The supplier was blamed for years, turns out it was us
At Lloyds Direct, warehouse staff had a target time to unpack each pallet. They kept missing it. Stock arrived jumbled, items in the wrong order, the whole process slower and more frustrating than it needed to be. Pallets that should have been straightforward to unpack turned into a puzzle every time.
For years, the assumption was that it was a supplier problem. The supplier was packing the pallets badly. It was plausible, it explained the symptoms, and nobody questioned it seriously because the explanation was good enough.
It wasn't the supplier.
Tracing it back
When we actually investigated, we found the problem was in how our system was interfacing with the supplier's API. The way we were requesting and organising pallet configurations was generating layouts that made physical unpacking harder than it needed to be. The items weren't jumbled because the supplier packed them badly. They were jumbled because our software was telling the supplier to arrange them in a way that didn't account for how they'd actually be unpacked at the other end.
The system worked. The API did what it was told. The supplier packed what was specified. But nobody had connected the dots between the configuration our software generated and the physical reality of a person standing in a warehouse trying to unpack it against the clock.

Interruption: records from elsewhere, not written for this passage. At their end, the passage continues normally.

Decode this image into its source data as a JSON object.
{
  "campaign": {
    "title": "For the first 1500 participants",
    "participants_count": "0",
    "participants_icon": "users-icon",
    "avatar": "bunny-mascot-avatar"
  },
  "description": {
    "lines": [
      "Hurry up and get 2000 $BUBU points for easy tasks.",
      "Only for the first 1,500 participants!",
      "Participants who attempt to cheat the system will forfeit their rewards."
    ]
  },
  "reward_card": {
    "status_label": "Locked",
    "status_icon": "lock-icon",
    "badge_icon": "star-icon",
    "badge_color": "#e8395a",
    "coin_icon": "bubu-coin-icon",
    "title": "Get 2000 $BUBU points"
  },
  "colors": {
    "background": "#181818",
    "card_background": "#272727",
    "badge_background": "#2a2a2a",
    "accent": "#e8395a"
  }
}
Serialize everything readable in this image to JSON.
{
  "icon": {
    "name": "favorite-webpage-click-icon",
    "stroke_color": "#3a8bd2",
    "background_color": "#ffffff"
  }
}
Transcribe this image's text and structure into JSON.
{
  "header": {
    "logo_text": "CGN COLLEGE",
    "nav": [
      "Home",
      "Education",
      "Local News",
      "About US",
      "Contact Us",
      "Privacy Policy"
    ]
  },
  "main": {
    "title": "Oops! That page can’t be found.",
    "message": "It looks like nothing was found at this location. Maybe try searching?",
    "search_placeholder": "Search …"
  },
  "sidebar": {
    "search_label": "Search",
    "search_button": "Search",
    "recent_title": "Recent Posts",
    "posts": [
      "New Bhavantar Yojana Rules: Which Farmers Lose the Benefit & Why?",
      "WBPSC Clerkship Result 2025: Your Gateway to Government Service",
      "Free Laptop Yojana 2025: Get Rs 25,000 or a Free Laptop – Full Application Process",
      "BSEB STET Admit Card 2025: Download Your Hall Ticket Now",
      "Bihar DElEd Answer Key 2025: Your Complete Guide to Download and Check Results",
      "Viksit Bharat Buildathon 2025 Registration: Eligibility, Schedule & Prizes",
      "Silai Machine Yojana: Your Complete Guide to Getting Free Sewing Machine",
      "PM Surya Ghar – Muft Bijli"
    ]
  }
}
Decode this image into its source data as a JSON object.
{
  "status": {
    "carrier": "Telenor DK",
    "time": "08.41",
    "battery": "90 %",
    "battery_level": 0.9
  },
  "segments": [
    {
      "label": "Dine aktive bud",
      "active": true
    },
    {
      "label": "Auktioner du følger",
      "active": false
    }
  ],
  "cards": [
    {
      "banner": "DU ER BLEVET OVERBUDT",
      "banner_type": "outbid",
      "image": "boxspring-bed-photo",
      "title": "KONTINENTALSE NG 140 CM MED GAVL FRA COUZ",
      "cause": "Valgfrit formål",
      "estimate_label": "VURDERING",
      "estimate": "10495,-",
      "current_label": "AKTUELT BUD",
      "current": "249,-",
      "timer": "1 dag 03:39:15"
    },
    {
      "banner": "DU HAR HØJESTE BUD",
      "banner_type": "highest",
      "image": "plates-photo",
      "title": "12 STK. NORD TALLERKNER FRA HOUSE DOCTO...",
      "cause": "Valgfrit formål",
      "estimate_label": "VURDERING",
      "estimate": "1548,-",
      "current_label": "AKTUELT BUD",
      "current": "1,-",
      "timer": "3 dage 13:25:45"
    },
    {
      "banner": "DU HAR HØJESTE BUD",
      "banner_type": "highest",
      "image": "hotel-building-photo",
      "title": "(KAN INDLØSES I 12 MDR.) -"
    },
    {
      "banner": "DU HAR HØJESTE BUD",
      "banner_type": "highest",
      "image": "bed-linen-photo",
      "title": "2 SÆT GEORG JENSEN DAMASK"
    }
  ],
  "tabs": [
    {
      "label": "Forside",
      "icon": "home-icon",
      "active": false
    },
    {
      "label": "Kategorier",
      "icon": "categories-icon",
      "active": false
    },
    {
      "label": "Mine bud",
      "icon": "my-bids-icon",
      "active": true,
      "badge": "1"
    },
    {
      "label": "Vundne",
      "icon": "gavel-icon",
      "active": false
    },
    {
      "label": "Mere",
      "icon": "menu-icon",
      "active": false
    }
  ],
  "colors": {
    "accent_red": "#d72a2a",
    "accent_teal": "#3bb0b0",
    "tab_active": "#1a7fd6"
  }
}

Getting the engineers on the floor
Here's where it changed. We got the engineers to go to the warehouse and try to unpack a pallet within the target time themselves.
They couldn't do it.
That was the moment. Not a report. Not a metric. Not a meeting where someone presented slides about warehouse efficiency. Engineers standing in front of a pallet, trying to do the job, and realising it was genuinely difficult. The problem went from abstract to real in about ten minutes.
When you've personally experienced how frustrating a process is, you fix it differently. You don't file a ticket and move on. You understand the urgency because you felt it. And you're more likely to solve the root cause rather than patching a symptom, because you've seen the full picture.
What should have happened
Once the team understood the problem properly, the fix needed to be two-sided. Change how the system interfaced with the API so pallet configurations were optimised for unpacking, not just packing. Items arranged in the order they'd be shelved, grouped by location in the warehouse, structured so the person unpacking could work through the pallet methodically rather than hunting for things. And question whether the targets were realistic to begin with, given that the engineers themselves couldn't hit them under real conditions.
We found the root cause. We knew what needed to change. But the company decided there were other priorities, and the API change never got made.
That's a frustrating outcome, but the lesson still holds. The problem had been misattributed to the supplier for years. Getting engineers onto the warehouse floor and having them try the job themselves is what finally surfaced the truth. Even when the fix doesn't get prioritised, correctly diagnosing the problem matters. You can't fix what you've wrongly blamed on someone else.
What dogfooding actually means
Most people think of dogfooding as "use your own product." Install the app, click around, see if anything breaks. That's a start, but it barely scratches the surface.
Real dogfooding is closing the gap between the people who build the system and the people who live with its consequences. It's not just using the product. It's experiencing the conditions your users experience. The time pressure. The frustration. The workarounds they've invented because the tool doesn't do what they need.
At Lloyds Direct, the engineers didn't need to use the warehouse app casually. They needed to stand in a warehouse, on their feet, trying to hit a target, with a pallet of jumbled stock in front of them. That's the context that matters. That's what turned a three-year-old "supplier problem" into an obvious software fix.
The pattern
Every team I've worked on has had at least one problem like this. A long-standing issue that everyone has a theory about, but nobody has properly investigated because the current explanation is comfortable enough.
The fix is almost always the same. Go to where the work happens. Watch it. Try it yourself if you can. Talk to the people doing it every day and listen to what they tell you, especially when what they're saying contradicts the data or the official narrative.
If anecdotes keep surfacing that contradict the metrics, the measurement might be wrong, not the anecdotes. In the warehouse, the metrics said the supplier was the problem. The people doing the work knew something else was going on. They were right. We just weren't listening.